Sunday, February 14, 2016

Unnecessary breakage

Yesterday I was watching a bunch of my friends play a word association party game.  The basic idea is that you have two teams, and on each team one person is the caller.  There are twenty five cards with random words on them laid out on the table, and the caller has to try to give clues to get their teammates to guess their own cards without guessing the opponent's.  Teams alternate giving clues until one team discovers all of their own cards.  Each clue has to be a word and a number, and the obvious thing the numbers are supposed to mean is 'how many cards match this clue'.

So if the cards were


I might say "Animal, 2" to get my partner to guess Dog and Cat.

I started immediately thinking about how to optimize the clue giving to improve my odds.  The people playing were all just playing like the rulebook suggests, getting 1-2 cards each turn.  Fairly quickly I realized the optimal solution to this problem is to simply use an 18 digit number after the word to describe exactly which cards were the ones to pick.  Each set of 2 digits describes a particular card in the group, so the word itself doesn't even matter, the 18 digit number tells your partner all 9 cards they need to pick to win the game.

The rulebook does not suggest that this strategy would be against the rules.  They apparently hadn't counted on me trying to ruin a perfectly fine party game by applying thinking to the problem.

However, my solution doesn't simply provide a really good strategy - it outright ruins the game.  Given this, I decided to try to think of some more cool strategies that were powerful but which didn't render the game a coinflip nor completely remove the whole word association aspect.  One thing I decided is that the number you give definitely has to be a single digit integer.  Allowing people to go up to 9 to establish signals should definitely give me some cool design space, but hopefully will allow the players to still play the game.

What I was thinking with this is just leading with the assumption that any number you give above 0 is a signal as to card placement.  So if I said "Animal, 5" my team should assume that they should find precisely 2 cards associated with Animal and then pick the fifth unknown card in order.  This loses out if you can actually clue 4 cards at once with a single category, but lets you get 3 cards on the great majority of your clues, and I suspect that is good enough.  You could use 0 as a signal to just pick the single card associated with the word you state, which seems like a thing you want to have in your arsenal but which is pretty bad.

By my way of thinking, the power to nearly always get 3 is the ticket to winning.  If you screw it up, fine, but aggressively going after good turns is going to be the way to win the majority of the games.

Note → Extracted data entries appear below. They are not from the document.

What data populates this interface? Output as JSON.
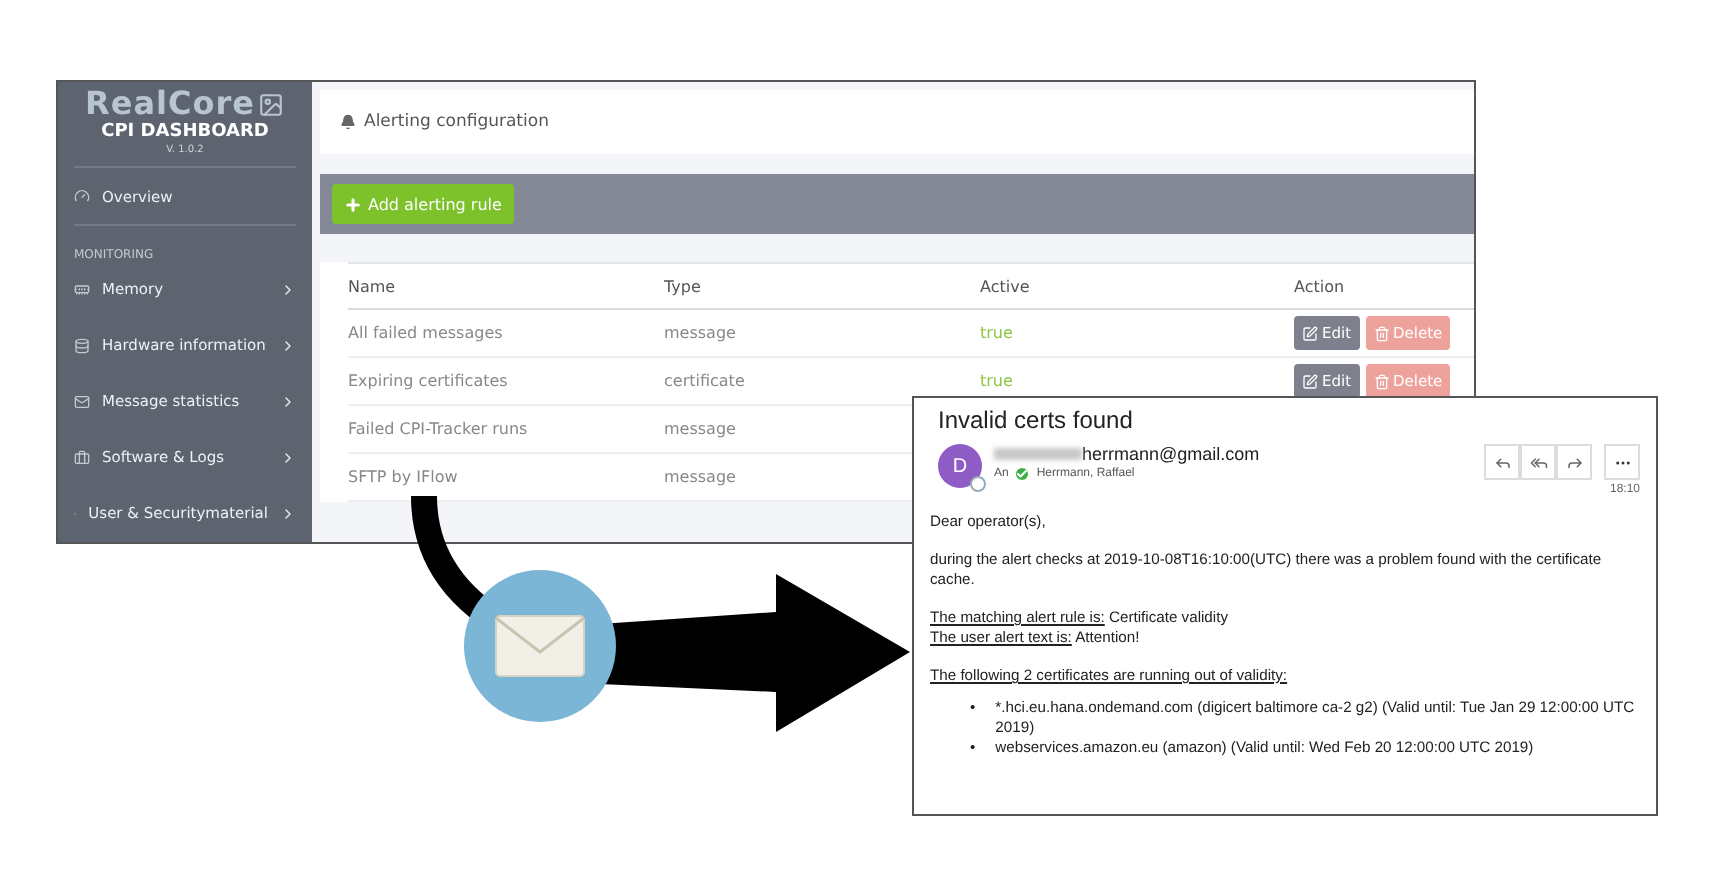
{
  "sidebar": {
    "logo": "RealCore",
    "title": "CPI DASHBOARD",
    "version": "V. 1.0.2",
    "items": [
      {
        "kind": "link",
        "label": "Overview"
      },
      {
        "kind": "section",
        "label": "MONITORING"
      },
      {
        "kind": "submenu",
        "label": "Memory"
      },
      {
        "kind": "submenu",
        "label": "Hardware information"
      },
      {
        "kind": "submenu",
        "label": "Message statistics"
      },
      {
        "kind": "submenu",
        "label": "Software & Logs"
      },
      {
        "kind": "submenu",
        "label": "User & Securitymaterial"
      }
    ]
  },
  "panel": {
    "title": "Alerting configuration",
    "add_button": "Add alerting rule",
    "columns": [
      "Name",
      "Type",
      "Active",
      "Action"
    ],
    "rows": [
      {
        "name": "All failed messages",
        "type": "message",
        "active": "true",
        "actions": [
          "Edit",
          "Delete"
        ]
      },
      {
        "name": "Expiring certificates",
        "type": "certificate",
        "active": "true",
        "actions": [
          "Edit",
          "Delete"
        ]
      },
      {
        "name": "Failed CPI-Tracker runs",
        "type": "message"
      },
      {
        "name": "SFTP by IFlow",
        "type": "message"
      }
    ]
  },
  "email": {
    "subject": "Invalid certs found",
    "avatar": "D",
    "sender": "herrmann@gmail.com",
    "to_label": "An",
    "recipient": "Herrmann, Raffael",
    "time": "18:10",
    "greeting": "Dear operator(s),",
    "intro": "during the alert checks at 2019-10-08T16:10:00(UTC) there was a problem found with the certificate cache.",
    "facts": [
      {
        "label": "The matching alert rule is:",
        "value": "Certificate validity"
      },
      {
        "label": "The user alert text is:",
        "value": "Attention!"
      }
    ],
    "list_heading": "The following 2 certificates are running out of validity:",
    "certificates": [
      {
        "bullet": "•",
        "text": "*.hci.eu.hana.ondemand.com (digicert baltimore ca-2 g2) (Valid until: Tue Jan 29 12:00:00 UTC 2019)"
      },
      {
        "bullet": "•",
        "text": "webservices.amazon.eu (amazon) (Valid until: Wed Feb 20 12:00:00 UTC 2019)"
      }
    ]
  }
}
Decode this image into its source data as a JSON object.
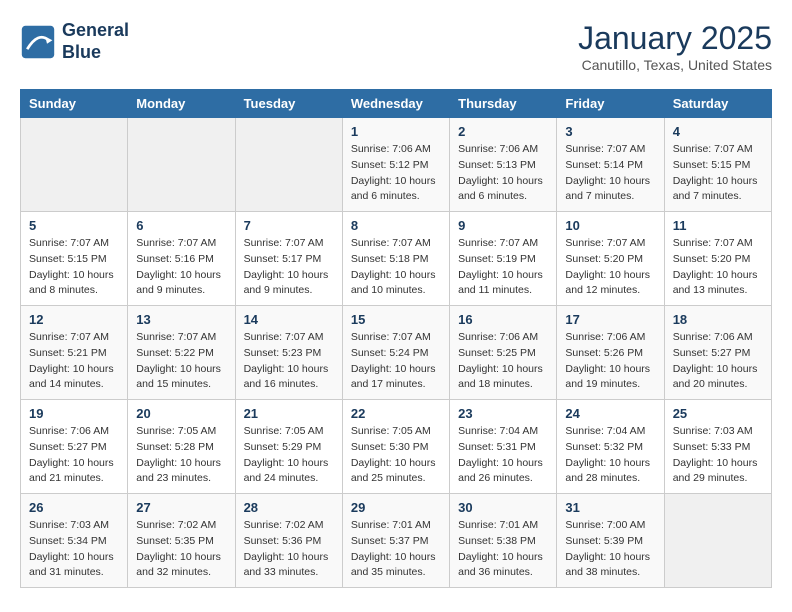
{
  "header": {
    "logo_line1": "General",
    "logo_line2": "Blue",
    "title": "January 2025",
    "subtitle": "Canutillo, Texas, United States"
  },
  "weekdays": [
    "Sunday",
    "Monday",
    "Tuesday",
    "Wednesday",
    "Thursday",
    "Friday",
    "Saturday"
  ],
  "weeks": [
    [
      {
        "day": "",
        "info": ""
      },
      {
        "day": "",
        "info": ""
      },
      {
        "day": "",
        "info": ""
      },
      {
        "day": "1",
        "info": "Sunrise: 7:06 AM\nSunset: 5:12 PM\nDaylight: 10 hours\nand 6 minutes."
      },
      {
        "day": "2",
        "info": "Sunrise: 7:06 AM\nSunset: 5:13 PM\nDaylight: 10 hours\nand 6 minutes."
      },
      {
        "day": "3",
        "info": "Sunrise: 7:07 AM\nSunset: 5:14 PM\nDaylight: 10 hours\nand 7 minutes."
      },
      {
        "day": "4",
        "info": "Sunrise: 7:07 AM\nSunset: 5:15 PM\nDaylight: 10 hours\nand 7 minutes."
      }
    ],
    [
      {
        "day": "5",
        "info": "Sunrise: 7:07 AM\nSunset: 5:15 PM\nDaylight: 10 hours\nand 8 minutes."
      },
      {
        "day": "6",
        "info": "Sunrise: 7:07 AM\nSunset: 5:16 PM\nDaylight: 10 hours\nand 9 minutes."
      },
      {
        "day": "7",
        "info": "Sunrise: 7:07 AM\nSunset: 5:17 PM\nDaylight: 10 hours\nand 9 minutes."
      },
      {
        "day": "8",
        "info": "Sunrise: 7:07 AM\nSunset: 5:18 PM\nDaylight: 10 hours\nand 10 minutes."
      },
      {
        "day": "9",
        "info": "Sunrise: 7:07 AM\nSunset: 5:19 PM\nDaylight: 10 hours\nand 11 minutes."
      },
      {
        "day": "10",
        "info": "Sunrise: 7:07 AM\nSunset: 5:20 PM\nDaylight: 10 hours\nand 12 minutes."
      },
      {
        "day": "11",
        "info": "Sunrise: 7:07 AM\nSunset: 5:20 PM\nDaylight: 10 hours\nand 13 minutes."
      }
    ],
    [
      {
        "day": "12",
        "info": "Sunrise: 7:07 AM\nSunset: 5:21 PM\nDaylight: 10 hours\nand 14 minutes."
      },
      {
        "day": "13",
        "info": "Sunrise: 7:07 AM\nSunset: 5:22 PM\nDaylight: 10 hours\nand 15 minutes."
      },
      {
        "day": "14",
        "info": "Sunrise: 7:07 AM\nSunset: 5:23 PM\nDaylight: 10 hours\nand 16 minutes."
      },
      {
        "day": "15",
        "info": "Sunrise: 7:07 AM\nSunset: 5:24 PM\nDaylight: 10 hours\nand 17 minutes."
      },
      {
        "day": "16",
        "info": "Sunrise: 7:06 AM\nSunset: 5:25 PM\nDaylight: 10 hours\nand 18 minutes."
      },
      {
        "day": "17",
        "info": "Sunrise: 7:06 AM\nSunset: 5:26 PM\nDaylight: 10 hours\nand 19 minutes."
      },
      {
        "day": "18",
        "info": "Sunrise: 7:06 AM\nSunset: 5:27 PM\nDaylight: 10 hours\nand 20 minutes."
      }
    ],
    [
      {
        "day": "19",
        "info": "Sunrise: 7:06 AM\nSunset: 5:27 PM\nDaylight: 10 hours\nand 21 minutes."
      },
      {
        "day": "20",
        "info": "Sunrise: 7:05 AM\nSunset: 5:28 PM\nDaylight: 10 hours\nand 23 minutes."
      },
      {
        "day": "21",
        "info": "Sunrise: 7:05 AM\nSunset: 5:29 PM\nDaylight: 10 hours\nand 24 minutes."
      },
      {
        "day": "22",
        "info": "Sunrise: 7:05 AM\nSunset: 5:30 PM\nDaylight: 10 hours\nand 25 minutes."
      },
      {
        "day": "23",
        "info": "Sunrise: 7:04 AM\nSunset: 5:31 PM\nDaylight: 10 hours\nand 26 minutes."
      },
      {
        "day": "24",
        "info": "Sunrise: 7:04 AM\nSunset: 5:32 PM\nDaylight: 10 hours\nand 28 minutes."
      },
      {
        "day": "25",
        "info": "Sunrise: 7:03 AM\nSunset: 5:33 PM\nDaylight: 10 hours\nand 29 minutes."
      }
    ],
    [
      {
        "day": "26",
        "info": "Sunrise: 7:03 AM\nSunset: 5:34 PM\nDaylight: 10 hours\nand 31 minutes."
      },
      {
        "day": "27",
        "info": "Sunrise: 7:02 AM\nSunset: 5:35 PM\nDaylight: 10 hours\nand 32 minutes."
      },
      {
        "day": "28",
        "info": "Sunrise: 7:02 AM\nSunset: 5:36 PM\nDaylight: 10 hours\nand 33 minutes."
      },
      {
        "day": "29",
        "info": "Sunrise: 7:01 AM\nSunset: 5:37 PM\nDaylight: 10 hours\nand 35 minutes."
      },
      {
        "day": "30",
        "info": "Sunrise: 7:01 AM\nSunset: 5:38 PM\nDaylight: 10 hours\nand 36 minutes."
      },
      {
        "day": "31",
        "info": "Sunrise: 7:00 AM\nSunset: 5:39 PM\nDaylight: 10 hours\nand 38 minutes."
      },
      {
        "day": "",
        "info": ""
      }
    ]
  ]
}
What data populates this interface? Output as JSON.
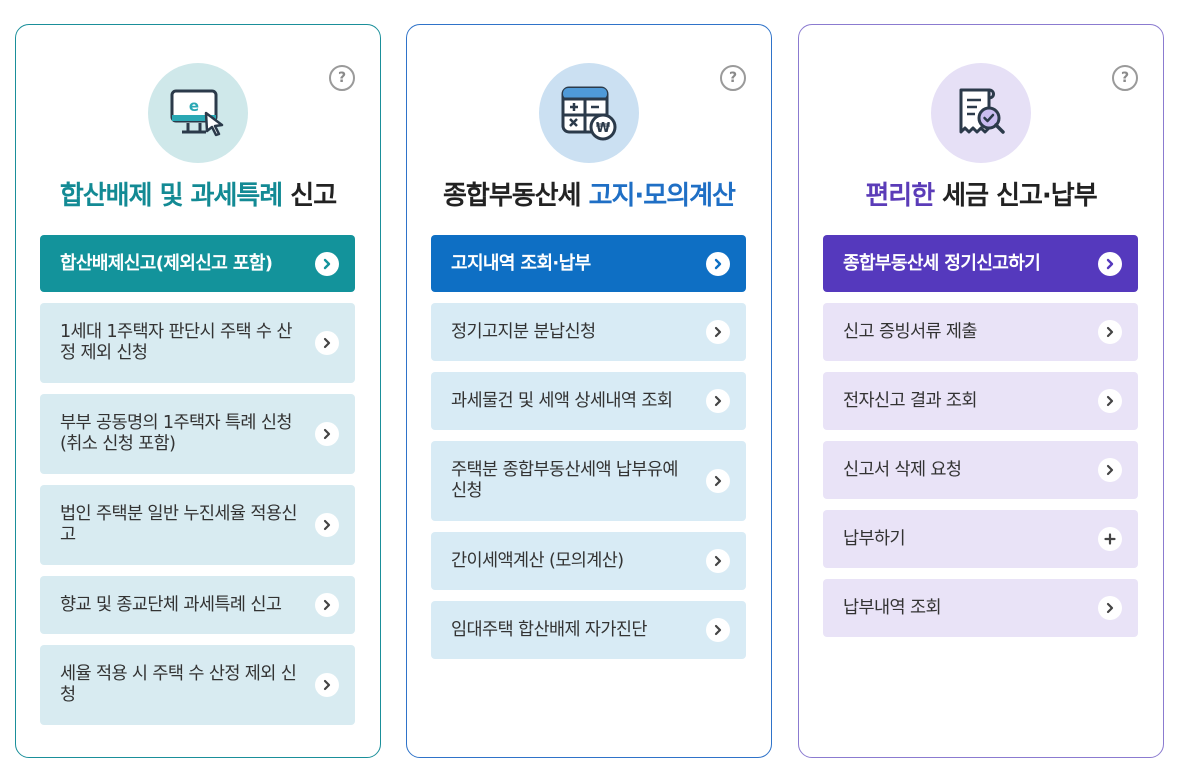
{
  "cards": [
    {
      "title_hl": "합산배제 및 과세특례",
      "title_rest": " 신고",
      "primary": "합산배제신고(제외신고 포함)",
      "items": [
        "1세대 1주택자 판단시 주택 수 산정 제외 신청",
        "부부 공동명의 1주택자 특례 신청(취소 신청 포함)",
        "법인 주택분 일반 누진세율 적용신고",
        "향교 및 종교단체 과세특례 신고",
        "세율 적용 시 주택 수 산정 제외 신청"
      ]
    },
    {
      "title_rest": "종합부동산세 ",
      "title_hl": "고지·모의계산",
      "primary": "고지내역 조회·납부",
      "items": [
        "정기고지분 분납신청",
        "과세물건 및 세액 상세내역 조회",
        "주택분 종합부동산세액 납부유예 신청",
        "간이세액계산 (모의계산)",
        "임대주택 합산배제 자가진단"
      ]
    },
    {
      "title_hl": "편리한",
      "title_rest": " 세금 신고·납부",
      "primary": "종합부동산세 정기신고하기",
      "items": [
        "신고 증빙서류 제출",
        "전자신고 결과 조회",
        "신고서 삭제 요청",
        "납부하기",
        "납부내역 조회"
      ]
    }
  ],
  "help_label": "?",
  "icons": [
    "e-filing-monitor-icon",
    "calculator-won-icon",
    "receipt-search-icon"
  ]
}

In my head this kind of thinking means that people who make party games should totally hire me to review their rule sections to write things to prevent shenanigans like this.  I suspect what it really means is that I don't get how people play party games at all.


  1. The number you name is also the number of guesses they get. So any clue naming 0 guarantees you get no cards that turn.

    You do also get a bonus guess if your team gets the exact number you named. On any turn beyond the first this allows your team to go back and guess on previously missed clues.

    Both of these things combine well with stretching to create legitimate 5 clues on your first turn. Find something that loosely associates with 6 of the things, 5 of which you want, and you can likely pick up all 5 within 3 turns. This lets you go out in 3 turns with a 5-2-2 or 5-3-1 split. Both of which are as good as your plan to always get 3, though I remain unconvinced you'd find many boards where your guarantee of 3 would work.

    A bigger problem is cluing by number of letters in the word. We just disallowed that.

    Also, this game wasn't just made by someone who makes 'party games'. Vlaada Chvatil is one of the best designers of our time. Through The Ages, Galaxy Trucker, Dungeon Lords, and Mage Knight are among his games.

  2. The rules as explained to me said you always guess once each turn minimum, even if you pick zero.

    The advantage to my line of thinking is that if there are specific words you want to get that you can't think of a way to clue directly you get to pick them up numerically. You can actually make a plan at the start for a 3 turn victory, as long as you can find 3 groups of 2 words to clue. I admit that this will not always work! :)

  3. In defence of the rulebook and the designer, the Valid Clues section has a Firm Rules section on page 6 with the rule "The number after your clue can't be used as a clue." I'd argue that anything other the count of cards to which you believe your word clue applies is a clue, as it is providing information as to which card to pick. It's also explicit in the original Czech rules but not the localized English rules - I copied the text for this rule from the rulebook on the Czech Games website into Google Translate and got the additional sentence "The number is intended only to indicate the number of words, which the hint applies." I suspect that the sentence fell victim to the revised layout of an expanded homonym section. It's still fascinating to theorize on how to use the number as a clue though.

    0 is also covered in the Valid Clues section as an expert clue on page 7 that actually *removes* the guess limit, so guessers can keep going until they stop or get it wrong. It also gives an expert clue rule for using "Unlimited" as the number - basically, it doesn't give your teammates an idea of how many cards the clue applies to, but there's no guess limit. Their placement in the rulebook does make it a little unclear as to whether or not they are optional rules, although the rules themselves don't read like optional rules (and in this case, the Czech rulebook is laid out the same as the English one). I've been considering them to be actual rules, YMMV.